Not according to the memoirs I’ve read of the folks that traveled on Route 66 before it was even paved. They said it was either that or be eaten alive by the things. I agree, it’s entirely scary to even have gasoline on your bed and what not. I don’t know further what happened, I mean, when they left the next morning. They said it was due to the influx of immigrants to the US at that time. Everyone was driving old Fords on the nasty roads and wanting to stop with their families at the motels. I think they took their own bedding… maybe, other than the mattresses that came with the rented room. Then I suppose, if you put the gas on there to kill the bugs, you should be able to then wash your stuff afterwards… again, everything but the mattress. It’s just what I read somewhere that the travelers on the new interstates used to do when they thought they might encounter the bedbugs in the motels.

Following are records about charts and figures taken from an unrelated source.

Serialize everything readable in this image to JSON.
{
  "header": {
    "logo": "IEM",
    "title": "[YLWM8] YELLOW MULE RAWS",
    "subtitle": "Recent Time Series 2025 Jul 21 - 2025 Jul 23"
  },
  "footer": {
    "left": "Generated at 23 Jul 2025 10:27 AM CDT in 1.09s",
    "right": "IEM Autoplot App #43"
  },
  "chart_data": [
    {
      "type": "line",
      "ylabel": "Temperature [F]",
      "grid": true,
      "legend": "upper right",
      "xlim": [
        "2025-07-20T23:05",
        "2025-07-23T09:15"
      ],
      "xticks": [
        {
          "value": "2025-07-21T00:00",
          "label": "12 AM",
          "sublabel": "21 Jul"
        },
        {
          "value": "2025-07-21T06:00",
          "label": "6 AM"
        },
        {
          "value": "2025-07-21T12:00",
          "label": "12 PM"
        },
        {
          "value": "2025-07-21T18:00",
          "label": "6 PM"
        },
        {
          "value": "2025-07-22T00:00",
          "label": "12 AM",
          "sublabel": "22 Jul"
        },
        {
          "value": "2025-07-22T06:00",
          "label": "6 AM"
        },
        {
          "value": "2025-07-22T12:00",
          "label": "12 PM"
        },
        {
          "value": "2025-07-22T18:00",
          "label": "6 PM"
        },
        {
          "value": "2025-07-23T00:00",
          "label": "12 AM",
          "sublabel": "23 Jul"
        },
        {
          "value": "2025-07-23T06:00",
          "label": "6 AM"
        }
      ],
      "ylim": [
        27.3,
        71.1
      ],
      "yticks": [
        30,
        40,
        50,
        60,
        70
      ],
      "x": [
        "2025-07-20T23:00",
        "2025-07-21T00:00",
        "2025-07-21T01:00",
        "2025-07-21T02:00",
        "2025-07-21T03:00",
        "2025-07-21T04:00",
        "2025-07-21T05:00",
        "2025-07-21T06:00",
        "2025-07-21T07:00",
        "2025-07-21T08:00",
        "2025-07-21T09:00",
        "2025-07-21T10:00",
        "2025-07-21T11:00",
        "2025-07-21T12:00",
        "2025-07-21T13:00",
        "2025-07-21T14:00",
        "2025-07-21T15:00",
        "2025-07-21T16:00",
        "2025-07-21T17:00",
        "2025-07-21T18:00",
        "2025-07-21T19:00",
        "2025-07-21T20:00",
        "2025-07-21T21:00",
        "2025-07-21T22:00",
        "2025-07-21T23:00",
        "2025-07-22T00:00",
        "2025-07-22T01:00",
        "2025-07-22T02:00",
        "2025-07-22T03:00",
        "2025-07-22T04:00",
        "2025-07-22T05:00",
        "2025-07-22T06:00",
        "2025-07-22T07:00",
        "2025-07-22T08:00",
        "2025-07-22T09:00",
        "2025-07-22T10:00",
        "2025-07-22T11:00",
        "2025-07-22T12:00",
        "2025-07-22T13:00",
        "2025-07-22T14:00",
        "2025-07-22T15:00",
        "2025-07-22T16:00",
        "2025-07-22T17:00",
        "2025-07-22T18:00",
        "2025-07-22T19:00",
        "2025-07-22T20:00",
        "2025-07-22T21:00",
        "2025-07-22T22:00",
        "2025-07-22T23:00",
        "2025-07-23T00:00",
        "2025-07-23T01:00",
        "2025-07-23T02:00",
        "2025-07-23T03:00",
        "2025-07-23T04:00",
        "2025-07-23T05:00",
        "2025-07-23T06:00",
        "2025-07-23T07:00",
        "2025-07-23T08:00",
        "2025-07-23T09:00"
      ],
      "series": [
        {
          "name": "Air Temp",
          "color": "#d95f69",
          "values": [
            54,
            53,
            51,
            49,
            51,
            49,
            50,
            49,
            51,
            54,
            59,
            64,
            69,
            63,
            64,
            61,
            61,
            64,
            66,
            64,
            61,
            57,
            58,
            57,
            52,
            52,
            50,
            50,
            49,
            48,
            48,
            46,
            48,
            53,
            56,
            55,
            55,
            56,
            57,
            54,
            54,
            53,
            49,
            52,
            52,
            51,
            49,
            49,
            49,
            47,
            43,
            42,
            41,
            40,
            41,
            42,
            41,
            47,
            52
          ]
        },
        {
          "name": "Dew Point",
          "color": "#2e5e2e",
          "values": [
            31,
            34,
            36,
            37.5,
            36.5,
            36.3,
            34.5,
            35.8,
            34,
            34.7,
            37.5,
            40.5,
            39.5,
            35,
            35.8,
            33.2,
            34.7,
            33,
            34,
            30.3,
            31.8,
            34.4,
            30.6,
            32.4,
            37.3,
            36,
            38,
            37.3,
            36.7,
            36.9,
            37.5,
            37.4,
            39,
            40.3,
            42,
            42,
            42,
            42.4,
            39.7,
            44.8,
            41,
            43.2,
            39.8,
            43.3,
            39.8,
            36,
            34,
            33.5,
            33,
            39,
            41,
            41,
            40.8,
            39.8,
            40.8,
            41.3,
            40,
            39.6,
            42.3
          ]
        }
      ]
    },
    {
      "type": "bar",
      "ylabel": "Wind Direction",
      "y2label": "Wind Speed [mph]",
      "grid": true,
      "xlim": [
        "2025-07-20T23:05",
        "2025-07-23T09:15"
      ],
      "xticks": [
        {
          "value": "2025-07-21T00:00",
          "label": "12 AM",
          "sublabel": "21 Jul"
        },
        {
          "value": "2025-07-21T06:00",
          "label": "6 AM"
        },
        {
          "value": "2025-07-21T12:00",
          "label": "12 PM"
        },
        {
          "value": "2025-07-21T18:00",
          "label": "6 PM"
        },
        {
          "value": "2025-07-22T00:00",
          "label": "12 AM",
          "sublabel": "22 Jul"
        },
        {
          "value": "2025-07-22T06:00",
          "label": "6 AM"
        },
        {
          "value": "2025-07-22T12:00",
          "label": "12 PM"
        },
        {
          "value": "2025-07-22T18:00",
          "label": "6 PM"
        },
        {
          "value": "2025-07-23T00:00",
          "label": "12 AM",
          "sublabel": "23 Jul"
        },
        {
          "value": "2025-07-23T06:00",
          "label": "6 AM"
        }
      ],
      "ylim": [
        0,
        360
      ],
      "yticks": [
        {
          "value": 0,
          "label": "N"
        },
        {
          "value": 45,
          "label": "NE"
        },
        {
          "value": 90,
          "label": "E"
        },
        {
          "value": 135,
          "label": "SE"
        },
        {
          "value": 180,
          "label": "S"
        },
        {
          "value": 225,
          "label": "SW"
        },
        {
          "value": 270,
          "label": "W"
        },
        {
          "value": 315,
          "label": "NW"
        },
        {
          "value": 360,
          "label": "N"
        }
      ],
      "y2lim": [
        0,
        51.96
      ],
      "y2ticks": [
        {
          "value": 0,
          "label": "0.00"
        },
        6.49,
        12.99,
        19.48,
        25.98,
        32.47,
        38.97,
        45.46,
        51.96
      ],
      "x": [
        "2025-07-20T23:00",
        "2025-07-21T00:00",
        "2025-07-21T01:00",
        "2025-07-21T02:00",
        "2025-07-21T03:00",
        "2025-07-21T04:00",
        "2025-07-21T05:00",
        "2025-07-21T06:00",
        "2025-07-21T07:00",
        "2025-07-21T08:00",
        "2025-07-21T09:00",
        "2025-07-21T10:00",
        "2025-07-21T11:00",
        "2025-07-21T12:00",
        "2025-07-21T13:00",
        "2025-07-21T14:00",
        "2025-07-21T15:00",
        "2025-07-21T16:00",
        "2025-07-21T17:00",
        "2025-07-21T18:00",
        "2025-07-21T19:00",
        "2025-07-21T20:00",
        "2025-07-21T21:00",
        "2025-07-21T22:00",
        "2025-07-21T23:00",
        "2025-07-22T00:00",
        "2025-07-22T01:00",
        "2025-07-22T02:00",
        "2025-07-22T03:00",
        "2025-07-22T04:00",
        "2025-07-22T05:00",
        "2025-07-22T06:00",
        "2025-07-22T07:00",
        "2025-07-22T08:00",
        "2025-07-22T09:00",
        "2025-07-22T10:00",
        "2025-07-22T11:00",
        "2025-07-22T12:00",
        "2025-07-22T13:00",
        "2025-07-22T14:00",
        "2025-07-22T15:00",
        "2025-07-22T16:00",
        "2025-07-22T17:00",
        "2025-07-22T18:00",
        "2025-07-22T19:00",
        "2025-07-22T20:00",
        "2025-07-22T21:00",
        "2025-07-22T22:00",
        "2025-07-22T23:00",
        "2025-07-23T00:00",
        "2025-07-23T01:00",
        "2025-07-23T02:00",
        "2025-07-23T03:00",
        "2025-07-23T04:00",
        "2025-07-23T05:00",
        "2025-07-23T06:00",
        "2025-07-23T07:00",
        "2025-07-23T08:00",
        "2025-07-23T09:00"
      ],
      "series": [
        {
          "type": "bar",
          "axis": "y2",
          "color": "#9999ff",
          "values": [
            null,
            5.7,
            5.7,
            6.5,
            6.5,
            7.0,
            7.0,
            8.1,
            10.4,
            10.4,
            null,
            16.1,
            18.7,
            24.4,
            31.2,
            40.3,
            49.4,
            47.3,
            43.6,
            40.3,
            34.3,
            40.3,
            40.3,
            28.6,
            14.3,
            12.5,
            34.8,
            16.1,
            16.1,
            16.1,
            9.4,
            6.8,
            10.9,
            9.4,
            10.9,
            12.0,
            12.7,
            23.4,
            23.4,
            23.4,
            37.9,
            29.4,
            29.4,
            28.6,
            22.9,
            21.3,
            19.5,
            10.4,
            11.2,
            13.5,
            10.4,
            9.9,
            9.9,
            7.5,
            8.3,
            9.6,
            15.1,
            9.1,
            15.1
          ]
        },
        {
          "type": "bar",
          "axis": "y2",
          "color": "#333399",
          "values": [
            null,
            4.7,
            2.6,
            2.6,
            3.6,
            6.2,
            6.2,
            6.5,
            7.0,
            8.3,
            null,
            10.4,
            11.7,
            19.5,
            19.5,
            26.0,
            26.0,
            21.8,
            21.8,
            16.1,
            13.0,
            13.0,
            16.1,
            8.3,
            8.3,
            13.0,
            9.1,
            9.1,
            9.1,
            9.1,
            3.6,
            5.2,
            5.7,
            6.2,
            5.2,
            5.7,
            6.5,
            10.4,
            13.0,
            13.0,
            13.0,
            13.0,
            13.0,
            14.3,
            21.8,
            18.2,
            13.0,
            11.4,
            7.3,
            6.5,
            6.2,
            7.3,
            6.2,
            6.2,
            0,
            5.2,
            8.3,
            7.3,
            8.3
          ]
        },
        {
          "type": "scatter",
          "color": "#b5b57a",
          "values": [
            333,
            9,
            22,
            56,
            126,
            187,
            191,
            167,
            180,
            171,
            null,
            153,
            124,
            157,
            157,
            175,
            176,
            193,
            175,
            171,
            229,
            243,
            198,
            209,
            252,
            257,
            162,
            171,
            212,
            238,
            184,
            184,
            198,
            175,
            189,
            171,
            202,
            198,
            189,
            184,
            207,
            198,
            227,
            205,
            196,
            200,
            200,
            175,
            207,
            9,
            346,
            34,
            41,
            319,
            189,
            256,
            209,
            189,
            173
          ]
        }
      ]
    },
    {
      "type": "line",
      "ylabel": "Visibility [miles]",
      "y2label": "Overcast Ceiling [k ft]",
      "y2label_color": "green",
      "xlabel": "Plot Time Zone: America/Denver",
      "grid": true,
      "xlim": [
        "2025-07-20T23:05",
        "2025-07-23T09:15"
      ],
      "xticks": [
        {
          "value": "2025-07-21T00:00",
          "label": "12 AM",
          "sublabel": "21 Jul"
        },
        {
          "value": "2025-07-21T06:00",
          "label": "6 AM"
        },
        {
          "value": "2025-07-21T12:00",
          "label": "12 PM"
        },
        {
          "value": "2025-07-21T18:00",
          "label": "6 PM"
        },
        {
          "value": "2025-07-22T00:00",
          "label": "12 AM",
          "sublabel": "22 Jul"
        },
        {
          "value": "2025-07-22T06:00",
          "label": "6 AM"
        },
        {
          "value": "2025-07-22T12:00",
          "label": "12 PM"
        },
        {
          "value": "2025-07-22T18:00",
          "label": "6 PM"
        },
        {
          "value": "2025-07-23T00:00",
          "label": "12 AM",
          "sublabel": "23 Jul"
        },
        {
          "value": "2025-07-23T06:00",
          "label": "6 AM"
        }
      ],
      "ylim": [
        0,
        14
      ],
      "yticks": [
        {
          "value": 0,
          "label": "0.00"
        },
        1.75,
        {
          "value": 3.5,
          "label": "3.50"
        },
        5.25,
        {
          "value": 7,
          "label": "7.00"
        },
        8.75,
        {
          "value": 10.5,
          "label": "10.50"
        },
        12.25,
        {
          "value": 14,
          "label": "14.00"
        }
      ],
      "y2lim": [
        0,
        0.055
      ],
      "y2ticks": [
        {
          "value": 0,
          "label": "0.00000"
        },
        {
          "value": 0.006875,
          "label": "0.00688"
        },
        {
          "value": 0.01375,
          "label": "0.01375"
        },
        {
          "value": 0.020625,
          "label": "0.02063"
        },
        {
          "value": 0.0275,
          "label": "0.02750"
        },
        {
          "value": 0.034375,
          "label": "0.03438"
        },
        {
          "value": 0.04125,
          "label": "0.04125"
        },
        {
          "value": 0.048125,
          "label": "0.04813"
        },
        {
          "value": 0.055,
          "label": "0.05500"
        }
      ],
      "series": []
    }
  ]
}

…come to think of it, perhaps it was kerosene and not gasoline they used. That might make more sense, actually. I’m trying right now to locate the text that I read it in originally. Sorry if I made a mistake as to whether it was one or the other fuel that they used, but it was either gas or kerosene, of that I’m certain now.

augustlan's avatar

@FR07en Interesting. Thanks for the clarification.

FR07en's avatar

You’re welcome, and in line with that, but obviously not the answer to this thread’s original question, I did find one of the texts that suggests that bed bugs were prevalent in the travels of people on Route 66 when it was a newer road:

Source:
Route 66: The Highway and Its People
by Susan Croce Kelly, Quinta Scott
Chapter title: Business and Ballyhoo p. 37 par 4:
in 1921, when a national system of paved highways was still not much more than a dream, Cyrus Avery built twenty-five one-room tourists cabins, a service station, and a resturant on the edge of a farm that he owned outside Tulsa. ‘Each one of the individual units had a fireplace out in front of the door to fix meals and things like that,’ remembered Leighton Avery. ‘For washing, though, the guest had to go over to the central building which had showers and tubs—concrete tubs.People at the tourist court were expected to provide their own cooking utensils and food, plus bed linens, towels, and wash cloths.’ Nobody was suprised at that—most automobile travelers were used to camping out in those days, and cabins, cooking space, and a bathhouse were real luxuries.”